The yearly forecasts were new. At its half-year earnings announcement in February, ASX-listed Lifestyle Communities forecast 1100-1300 new settlements over the three years to 2024 and between 450 and 550 DMF sales – figures it repeated on Tuesday.

Mr Kelly said supply chain problems of soaring materials costs and labour shortages had not affected the company, which worked with just one builder, Todd Devine Homes, and gave it certainty by telling it before the start of each year how many homes it would build.

“He knows how many buildings he will be ordering,” Mr Kelly said. “He’s able to get the volume, talk to suppliers and get preferential treatment and guarantees.”

But the company pays for that certainty with cost-plus terms under which it guarantees to cover the cost of materials and pay the builder a fixed percentage margin on top. It also pays suppliers on seven-day terms.

“We can pass on cost increases through our sale prices,” Mr Kelly said. He did not say how much the company had increased prices this year.

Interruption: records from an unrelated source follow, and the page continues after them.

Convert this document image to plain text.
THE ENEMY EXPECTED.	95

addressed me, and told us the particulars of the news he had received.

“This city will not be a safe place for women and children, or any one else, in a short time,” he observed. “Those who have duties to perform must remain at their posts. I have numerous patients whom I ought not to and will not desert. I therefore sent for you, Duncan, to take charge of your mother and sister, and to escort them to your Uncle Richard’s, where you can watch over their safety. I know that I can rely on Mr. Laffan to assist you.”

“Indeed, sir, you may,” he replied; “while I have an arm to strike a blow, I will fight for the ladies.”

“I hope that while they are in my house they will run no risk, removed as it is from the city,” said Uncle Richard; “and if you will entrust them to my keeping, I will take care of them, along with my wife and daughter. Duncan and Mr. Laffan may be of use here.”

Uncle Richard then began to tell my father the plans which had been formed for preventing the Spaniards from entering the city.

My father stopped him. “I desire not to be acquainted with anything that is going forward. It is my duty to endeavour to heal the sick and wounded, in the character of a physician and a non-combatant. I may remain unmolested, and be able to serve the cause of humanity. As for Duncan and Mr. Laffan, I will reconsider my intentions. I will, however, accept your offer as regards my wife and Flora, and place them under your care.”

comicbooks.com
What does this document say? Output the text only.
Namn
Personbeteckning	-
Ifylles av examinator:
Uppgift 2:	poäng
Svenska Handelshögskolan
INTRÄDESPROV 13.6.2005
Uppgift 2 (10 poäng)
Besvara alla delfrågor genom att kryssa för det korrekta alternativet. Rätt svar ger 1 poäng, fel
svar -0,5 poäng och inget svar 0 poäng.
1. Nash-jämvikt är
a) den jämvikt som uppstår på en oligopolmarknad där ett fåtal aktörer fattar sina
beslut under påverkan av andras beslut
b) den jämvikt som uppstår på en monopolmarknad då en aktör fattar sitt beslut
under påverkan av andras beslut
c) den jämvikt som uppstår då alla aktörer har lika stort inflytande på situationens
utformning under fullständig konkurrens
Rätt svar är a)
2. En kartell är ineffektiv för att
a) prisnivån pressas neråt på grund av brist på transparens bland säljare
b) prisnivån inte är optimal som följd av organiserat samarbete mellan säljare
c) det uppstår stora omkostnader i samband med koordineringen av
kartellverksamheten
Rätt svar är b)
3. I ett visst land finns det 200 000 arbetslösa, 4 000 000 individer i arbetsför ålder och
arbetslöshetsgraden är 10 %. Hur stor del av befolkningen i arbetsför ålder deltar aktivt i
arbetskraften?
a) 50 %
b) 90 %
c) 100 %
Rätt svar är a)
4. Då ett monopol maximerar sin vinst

Materials and labour shortages, along with heavy rain across the east coast of Australia have prompted companies including Lifestyle Communities’ rival, Ingenia Communities, to scale back forecasts for the year.

“You’ve seen other companies come out with downgrades,” Mr Kelly said.

“We’re the only one who’s coming out and exceeding expectations. We said we do what we would do and do it well, but there’s a lot of thought that’s gone into how we manage supply.”

Shares in Lifestyle Communities closed 24¢ lower yesterday, or 2 per cent, at $12.07.